Understanding Bitmap Index Scan and Bitmap Heap Scan in PostgreSQL

When working with PostgreSQL, understanding query execution plans is crucial for optimizing performance. One of the fascinating components of PostgreSQL's query execution is the use of Bitmap Index Scan and Bitmap Heap Scan, particularly for queries involving large datasets or multiple conditions. This blog explores their workings, explains their efficiency, and demonstrates them with diagrams and examples.


What are Bitmap Index Scan and Bitmap Heap Scan?

Bitmap Index Scan uses an index to identify matching rows for a query condition. Instead of directly fetching rows, it creates a bitmap in memory where each bit corresponds to a row in the table. For example, A set bit (1) indicates that the corresponding row matches the condition.

Bitmap Heap Scan uses the bitmap produced by the Bitmap Index Scan to efficiently fetch the actual rows from the heap (table data files). It groups these accesses by data pages, reducing random disk I/O.

In PostgreSQL, Bitmap Index Scan and Bitmap Heap Scan are typically used together, as they are part of a two-step process to efficiently retrieve data.


Think in Analogy: Library

Let's think this in analogy.

Imagine you're in a library and you're searching for books based on certain criteria, like the author's name and publication year.
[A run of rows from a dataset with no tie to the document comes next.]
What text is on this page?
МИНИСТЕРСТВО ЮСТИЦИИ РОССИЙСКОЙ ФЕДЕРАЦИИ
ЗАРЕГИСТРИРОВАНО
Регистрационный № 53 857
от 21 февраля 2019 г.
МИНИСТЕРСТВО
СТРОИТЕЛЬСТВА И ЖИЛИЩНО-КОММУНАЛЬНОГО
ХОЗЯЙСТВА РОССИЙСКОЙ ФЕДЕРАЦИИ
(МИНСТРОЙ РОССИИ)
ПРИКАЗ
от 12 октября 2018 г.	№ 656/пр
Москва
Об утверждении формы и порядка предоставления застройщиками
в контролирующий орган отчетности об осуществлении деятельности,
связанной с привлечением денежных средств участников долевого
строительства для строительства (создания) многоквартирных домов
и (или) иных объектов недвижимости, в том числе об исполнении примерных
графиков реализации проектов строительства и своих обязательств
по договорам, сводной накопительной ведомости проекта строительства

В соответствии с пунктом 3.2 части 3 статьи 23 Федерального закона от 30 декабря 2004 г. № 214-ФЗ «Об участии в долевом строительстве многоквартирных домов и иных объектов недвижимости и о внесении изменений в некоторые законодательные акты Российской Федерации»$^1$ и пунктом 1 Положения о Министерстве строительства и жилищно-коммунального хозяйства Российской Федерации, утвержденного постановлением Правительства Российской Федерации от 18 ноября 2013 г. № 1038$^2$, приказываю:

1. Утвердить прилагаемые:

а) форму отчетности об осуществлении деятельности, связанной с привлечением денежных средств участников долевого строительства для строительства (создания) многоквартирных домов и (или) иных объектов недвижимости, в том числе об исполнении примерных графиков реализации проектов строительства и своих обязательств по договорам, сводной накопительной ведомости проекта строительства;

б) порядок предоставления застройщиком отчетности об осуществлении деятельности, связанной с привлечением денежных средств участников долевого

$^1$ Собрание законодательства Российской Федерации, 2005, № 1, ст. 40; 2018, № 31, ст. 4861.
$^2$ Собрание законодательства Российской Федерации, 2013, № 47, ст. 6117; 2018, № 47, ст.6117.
The library has a catalog system (index), say an old Windows computer sitting next to the entrance, that helps you locate books without physically browsing all the shelves (heap).

You first look at the library catalog to find books. Instead of directly collecting the books every time you hit the result, you instead write down the shelf numbers and positions on the shelves. This checklist is a "bitmap".
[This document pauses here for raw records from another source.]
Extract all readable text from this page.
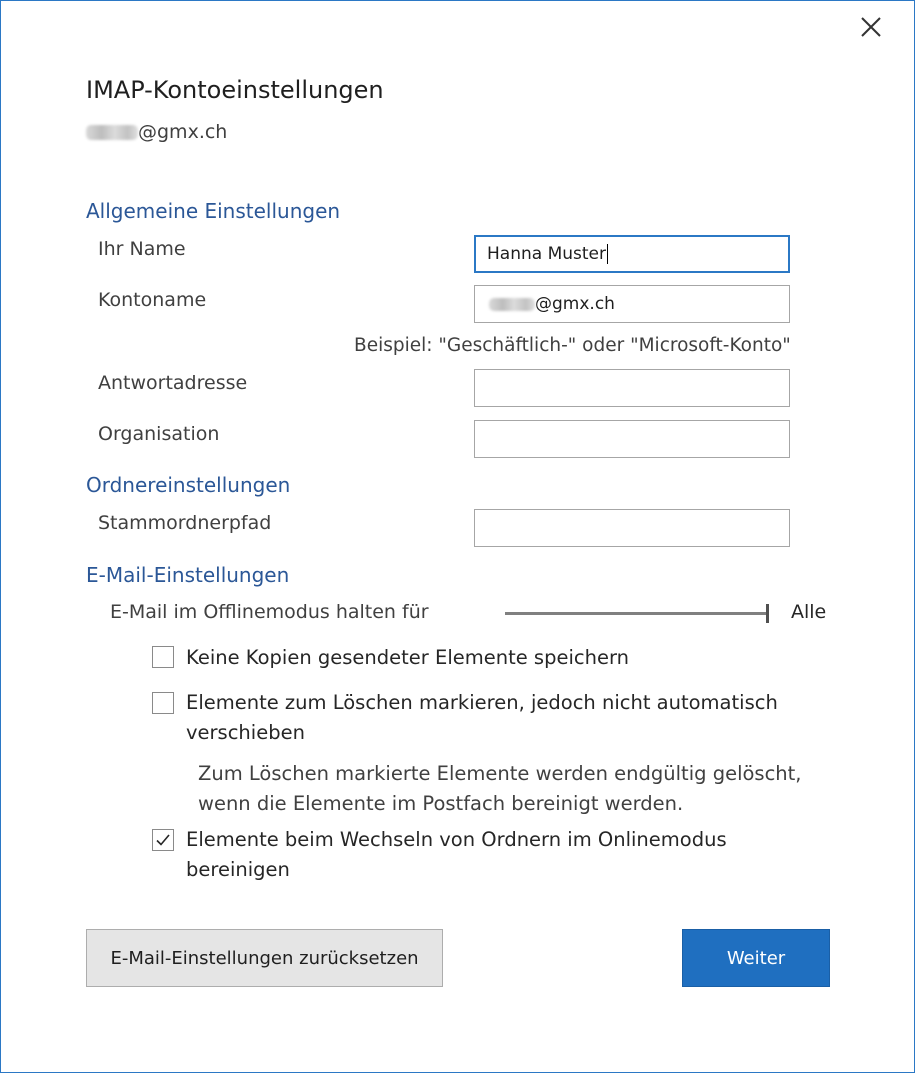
IMAP-Kontoeinstellungen
@gmx.ch
Allgemeine Einstellungen
Ihr Name	Hanna Muster
Kontoname	@gmx.ch
Beispiel: "Geschäftlich-" oder "Microsoft-Konto"
Antwortadresse
Organisation
Ordnereinstellungen
Stammordnerpfad
E-Mail-Einstellungen
E-Mail im Offlinemodus halten für	Alle
Keine Kopien gesendeter Elemente speichern
Elemente zum Löschen markieren, jedoch nicht automatisch verschieben
Zum Löschen markierte Elemente werden endgültig gelöscht, wenn die Elemente im Postfach bereinigt werden.
Elemente beim Wechseln von Ordnern im Onlinemodus bereinigen
E-Mail-Einstellungen zurücksetzen	Weiter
Apparently, instead of collecting all the books on every search and then pick only what you're looking for, creating a checklit (bitmap) and pick only what you want to read during your summer holiday is much cost-effective (in terms of your calories).


Step-by-Step Example

Let's say you want to execute the following query:

EXPLAIN ANALYZE
SELECT *
FROM orders
WHERE customer_id = 100;

Here is an example query plan output with Bitmap Index Scan and Bitmap Heap Scan.

Bitmap Heap Scan on orders
  Recheck Cond: (customer_id = 100)
  -> Bitmap Index Scan on idx_customer_id
       Index Cond: (customer_id = 100)

This is how they are retrieved. First, Bitmap is created based on the search result from Index File(s). Then actudal data are retrieved from Heap by looking at the bitmap checklist.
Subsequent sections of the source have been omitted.